Aimer, boire et chanterDe Alain Resnais – France 2014 – 1h48
avec Sabine Azéma, Hippolyte Girardot, Michel Vuillermoz, Sandrine Kiberlain et André Dussolier…

Dans la campagne anglaise du Yorkshire, la vie de 3 couples est bouleversée, pendant quelques mois, par le comportement énigmatique d’un de leurs amis George Rilley :

Lorsque l’un de ceux-ci, médecin, révèle, par mégarde à sa femme Kathryn, que les jours de George sont comptés, il ignore que celui-ci a été le premier amour de Kathryn ; les deux époux répètent une pièce de théâtre, au sein d’une troupe amateur locale, ils vont y accueillir Georges, pensant que la pratique théâtrale offrira un dérivatif à son avenir menacé. Georges va jouer les amoureux éperdus auprès de Tamara (qu’il a, semble-t-il fréquenté, étroitement dans leur jeune âge), actuellement, femme de son meilleur ami Jack, mari infidèle…Celui-ci tente de convaincre Monica l’épouse de George,( séparée de lui , pour vivre avec un fermier), de revenir auprès de son mari pour l’accompagner pendant ces derniers mois.

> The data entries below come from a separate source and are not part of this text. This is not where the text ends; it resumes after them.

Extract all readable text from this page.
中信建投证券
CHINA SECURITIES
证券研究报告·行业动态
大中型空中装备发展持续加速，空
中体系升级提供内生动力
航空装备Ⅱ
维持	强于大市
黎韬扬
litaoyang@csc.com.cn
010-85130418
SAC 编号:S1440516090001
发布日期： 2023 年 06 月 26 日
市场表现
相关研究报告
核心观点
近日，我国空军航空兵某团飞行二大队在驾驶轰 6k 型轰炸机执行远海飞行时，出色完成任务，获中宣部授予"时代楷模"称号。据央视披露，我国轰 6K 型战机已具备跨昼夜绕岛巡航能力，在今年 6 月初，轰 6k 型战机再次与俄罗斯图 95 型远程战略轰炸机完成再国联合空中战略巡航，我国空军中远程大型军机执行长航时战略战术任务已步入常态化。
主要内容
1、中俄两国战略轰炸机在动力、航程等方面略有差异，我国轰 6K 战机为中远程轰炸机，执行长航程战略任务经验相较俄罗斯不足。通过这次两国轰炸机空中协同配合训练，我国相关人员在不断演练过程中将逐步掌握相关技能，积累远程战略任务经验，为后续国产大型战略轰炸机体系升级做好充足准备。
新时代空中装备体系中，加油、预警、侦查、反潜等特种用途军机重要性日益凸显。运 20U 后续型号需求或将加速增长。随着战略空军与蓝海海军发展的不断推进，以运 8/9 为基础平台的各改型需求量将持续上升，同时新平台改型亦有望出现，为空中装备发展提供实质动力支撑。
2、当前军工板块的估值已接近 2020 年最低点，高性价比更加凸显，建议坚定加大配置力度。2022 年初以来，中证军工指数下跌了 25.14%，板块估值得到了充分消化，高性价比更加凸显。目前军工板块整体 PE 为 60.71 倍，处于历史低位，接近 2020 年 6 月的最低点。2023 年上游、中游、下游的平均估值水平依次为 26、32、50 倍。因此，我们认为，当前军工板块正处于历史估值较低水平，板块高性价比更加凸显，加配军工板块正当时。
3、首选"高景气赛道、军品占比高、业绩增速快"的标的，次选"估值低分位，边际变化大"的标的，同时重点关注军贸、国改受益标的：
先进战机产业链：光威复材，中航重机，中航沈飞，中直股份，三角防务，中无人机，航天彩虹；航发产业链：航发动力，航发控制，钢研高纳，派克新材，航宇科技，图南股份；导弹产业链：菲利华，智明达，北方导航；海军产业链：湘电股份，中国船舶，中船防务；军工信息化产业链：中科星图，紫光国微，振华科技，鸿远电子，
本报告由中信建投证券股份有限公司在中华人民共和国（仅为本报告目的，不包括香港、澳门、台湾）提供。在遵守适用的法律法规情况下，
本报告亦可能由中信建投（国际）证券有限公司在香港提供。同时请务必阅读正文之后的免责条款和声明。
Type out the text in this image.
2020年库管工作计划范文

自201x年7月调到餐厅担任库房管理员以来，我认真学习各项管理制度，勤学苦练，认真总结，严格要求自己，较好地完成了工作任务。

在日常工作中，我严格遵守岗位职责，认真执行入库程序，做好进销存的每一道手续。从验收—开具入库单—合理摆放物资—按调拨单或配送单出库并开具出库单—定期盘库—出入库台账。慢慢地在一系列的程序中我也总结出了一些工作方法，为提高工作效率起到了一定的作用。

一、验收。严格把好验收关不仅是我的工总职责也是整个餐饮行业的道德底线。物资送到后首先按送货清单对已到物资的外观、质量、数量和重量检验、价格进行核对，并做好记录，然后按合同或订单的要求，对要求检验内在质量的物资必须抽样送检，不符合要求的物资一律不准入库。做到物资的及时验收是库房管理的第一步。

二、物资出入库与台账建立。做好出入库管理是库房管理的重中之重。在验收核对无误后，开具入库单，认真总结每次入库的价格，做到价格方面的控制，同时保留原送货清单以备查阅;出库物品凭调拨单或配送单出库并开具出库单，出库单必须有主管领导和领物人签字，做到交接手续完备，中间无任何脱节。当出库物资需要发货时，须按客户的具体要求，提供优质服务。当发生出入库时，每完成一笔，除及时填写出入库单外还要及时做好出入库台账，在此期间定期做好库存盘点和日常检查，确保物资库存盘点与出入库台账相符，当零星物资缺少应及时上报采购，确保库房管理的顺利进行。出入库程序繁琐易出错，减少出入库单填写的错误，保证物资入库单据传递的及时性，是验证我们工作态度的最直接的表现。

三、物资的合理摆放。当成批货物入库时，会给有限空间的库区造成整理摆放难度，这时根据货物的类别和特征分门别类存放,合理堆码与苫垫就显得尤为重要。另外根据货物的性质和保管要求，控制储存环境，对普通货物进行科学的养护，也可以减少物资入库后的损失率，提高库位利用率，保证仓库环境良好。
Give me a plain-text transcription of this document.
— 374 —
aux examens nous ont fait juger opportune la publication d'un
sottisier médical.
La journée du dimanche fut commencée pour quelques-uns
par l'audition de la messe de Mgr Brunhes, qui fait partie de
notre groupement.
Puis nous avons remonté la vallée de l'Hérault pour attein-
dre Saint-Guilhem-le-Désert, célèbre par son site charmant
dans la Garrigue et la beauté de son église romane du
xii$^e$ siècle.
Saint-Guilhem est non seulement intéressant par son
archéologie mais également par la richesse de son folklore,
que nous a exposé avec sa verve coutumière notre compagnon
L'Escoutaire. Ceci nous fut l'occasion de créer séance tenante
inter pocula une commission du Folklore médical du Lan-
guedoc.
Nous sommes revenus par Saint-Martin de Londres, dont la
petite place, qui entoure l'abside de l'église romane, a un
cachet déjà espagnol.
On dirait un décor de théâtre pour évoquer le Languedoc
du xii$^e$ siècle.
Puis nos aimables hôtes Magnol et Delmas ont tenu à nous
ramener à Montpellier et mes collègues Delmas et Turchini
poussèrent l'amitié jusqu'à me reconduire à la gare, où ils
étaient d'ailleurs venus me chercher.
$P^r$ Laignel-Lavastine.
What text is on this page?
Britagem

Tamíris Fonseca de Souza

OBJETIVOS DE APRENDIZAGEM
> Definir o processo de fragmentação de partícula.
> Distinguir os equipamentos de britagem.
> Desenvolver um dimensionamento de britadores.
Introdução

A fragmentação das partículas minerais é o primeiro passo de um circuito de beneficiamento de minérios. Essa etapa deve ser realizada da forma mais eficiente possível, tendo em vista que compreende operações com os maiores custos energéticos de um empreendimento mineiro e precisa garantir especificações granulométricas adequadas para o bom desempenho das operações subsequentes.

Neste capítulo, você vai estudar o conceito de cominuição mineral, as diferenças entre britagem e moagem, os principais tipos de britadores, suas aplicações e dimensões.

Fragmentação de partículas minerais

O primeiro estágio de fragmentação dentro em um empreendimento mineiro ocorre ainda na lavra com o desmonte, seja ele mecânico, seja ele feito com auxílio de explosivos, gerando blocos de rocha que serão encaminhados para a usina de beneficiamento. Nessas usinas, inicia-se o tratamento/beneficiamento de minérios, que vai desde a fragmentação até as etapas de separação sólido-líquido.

Mais, au grand désarroi des hommes dont elles partagent la vie, George exerce une étrange séduction sur ces trois femmes : Monica, Tamara et Kathryn et l’on découvre qu’il a promis à chacune d’elle de l’emmener en voyage à Ténériffe…Avec laquelle, partira-t-il ?

Alors que Georges est la figure centrale du film, objet des sentiments et ressentiments, on ne le verra pas à l’écran. Figure imaginaire pour le spectateur, il prend vie, à l’évocation qu’en font les protagonistes et dans les interférences qu’il crée dans leurs relations, à l’image de la proposition de ce voyage à Ténériffe, objet de toute les jalousies….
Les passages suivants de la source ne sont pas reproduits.